Desde luego, los años noventa cubanos no fueron generosos y proliferó una subespecie de la gaceñiga, dura y con piedras de bicarbonato en la masa. Algún amigo dijo que eran buenas para el estómago, si bien el bicarbonato servía para otras elaboraciones: junto a la leche de magnesia era útil para hacer desodorante casero.
El verdadero resurgir de la gaceñiga podemos ubicarlo después de los años 2000. Resurgir bifurcado, si se quiere. Por una parte, las que vendían panaderías estatales por dos pesos cubanos, corteza acartonada, y el centro con el viejo y salado bicarbonato con el que iba a dar la primera mordida. Por la otra, abiertas las panaderías Sylvain en moneda libremente convertible, adoptó una forma impensada: envueltas en una caja, blandas, olorosas y ¡con pasas! Eran, entonces, la gloria.
Pero Cuba es un país que logra sostener la calidad de muy pocas cosas y la gaceñiga nunca fue excepción de la regla ni prioridad. No sorprendió que mermara, especialmente en el número de pasas, cambiando de las manchas de un dálmata a la cantidad de verrugas que se cuentan en un perro salchicha.
Además, la lista de ingredientes impresa en la caja se muestra tan ambigua y disyuntiva que uno ignora lo que digiere. A saber: “Harina de trigo, agua, azúcar refino, pasas o frutas confitadas o frutos secos, mantequilla sin sal u oleomargarina, leche o sustituto de leche, polvo de hornear (maicena, gasificantes: pirofosfato ácido de sodio o ácido tartárico y bicarbonato de sodio, antiglutinante: carbonato de calcio), sal común y aroma.”
***
Las de la señora que iba a la Unidad, dicho sea, no contenían pasas. Ni rocas saladas. Eran buenas, buenas por la forma en que salvan a un soldado hambriento, y buenas en atributos. Igual de delicada al paladar, dulce sin empalagar, corteza fina cuidadosamente horneada.

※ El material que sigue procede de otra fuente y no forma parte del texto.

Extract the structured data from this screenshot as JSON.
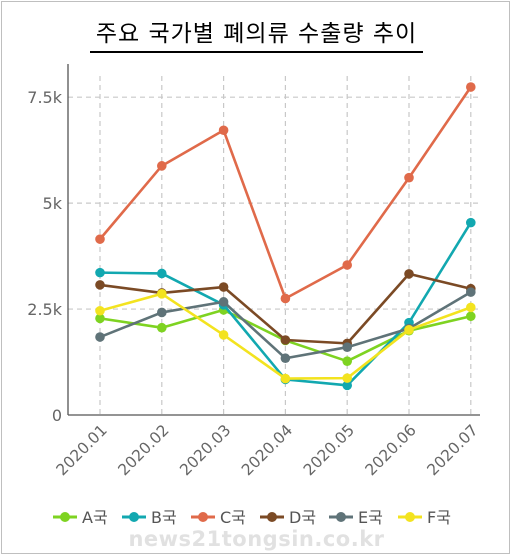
{
  "chart_data": {
    "type": "line",
    "title": "주요 국가별 폐의류 수출량 추이",
    "categories": [
      "2020.01",
      "2020.02",
      "2020.03",
      "2020.04",
      "2020.05",
      "2020.06",
      "2020.07"
    ],
    "ylim": [
      0,
      8000
    ],
    "yticks": [
      {
        "value": 0,
        "label": "0"
      },
      {
        "value": 2500,
        "label": "2.5k"
      },
      {
        "value": 5000,
        "label": "5k"
      },
      {
        "value": 7500,
        "label": "7.5k"
      }
    ],
    "grid": true,
    "legend_position": "bottom",
    "series": [
      {
        "name": "A국",
        "color": "#7ed321",
        "values": [
          2280,
          2060,
          2480,
          1760,
          1270,
          1990,
          2330
        ]
      },
      {
        "name": "B국",
        "color": "#12a8b0",
        "values": [
          3360,
          3340,
          2600,
          840,
          700,
          2180,
          4540
        ]
      },
      {
        "name": "C국",
        "color": "#e06a4a",
        "values": [
          4150,
          5880,
          6720,
          2750,
          3540,
          5600,
          7740
        ]
      },
      {
        "name": "D국",
        "color": "#7b4a25",
        "values": [
          3070,
          2880,
          3020,
          1770,
          1690,
          3330,
          2980
        ]
      },
      {
        "name": "E국",
        "color": "#5f7378",
        "values": [
          1840,
          2420,
          2670,
          1340,
          1600,
          2040,
          2900
        ]
      },
      {
        "name": "F국",
        "color": "#f3e31f",
        "values": [
          2460,
          2860,
          1890,
          860,
          870,
          2010,
          2540
        ]
      }
    ]
  },
  "watermark": "news21tongsin.co.kr"
}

La señora venía sobre las seis de la tarde y comprábamos. El teniente y los sargentos nos dejaban. Las gaceñigas olían rico y en un edificio lleno de hombres que invierten el día entre los matorrales, la marcha y el ejercicio físico, cualquier olor rico es recibido como la novia que se extraña, como el del almuerzo que traían los padres a las visitas familiares.
La noche en que íbamos por la cuneta, teníamos prohibido traer comida alguna. Pero Elier y yo desatendimos las órdenes y fuimos donde la señora.
Cada rato el teniente mandaba a avanzar y los soldaditos bordeaban la carretera. Cuando tuve a Elier a tiro, le lancé una roca diminuta. La roca diminuta golpeó de refilón el hombro de Elier. Me sentía débil y estimé que si Elier me enfrentaba, de seguro me pulverizaría.
El teniente no iba a tolerar ni una riña en la tropa; era mi garantía de salvación. Siquiera aguantó que saludáramos a una guagua con turistas extranjeros. Entonces dijo que hubieran podido sacarnos una fotografía, hacer un montaje y ponernos así, vestidos de guardias, con un pene en la boca.
No se andaba con medias tintas. El Servicio Militar no lo permitía. La vez que nos quejamos con el jefe del departamento político porque el refresco del desayuno tenía gusanos, él nos respondió que el ejército era duro, sin gimoteos, sin complacencias por la comida.
Elier no advirtió que el teniente lo miraba sacando la gaceñiga de la mochila. Le ordenó entregársela al instante. Estaba completa, integérrima. Pude distinguir, en la oscuridad casi plena, que el teniente la olisqueaba antes de cada pequeña mordida. Quedaban unos diez kilómetros.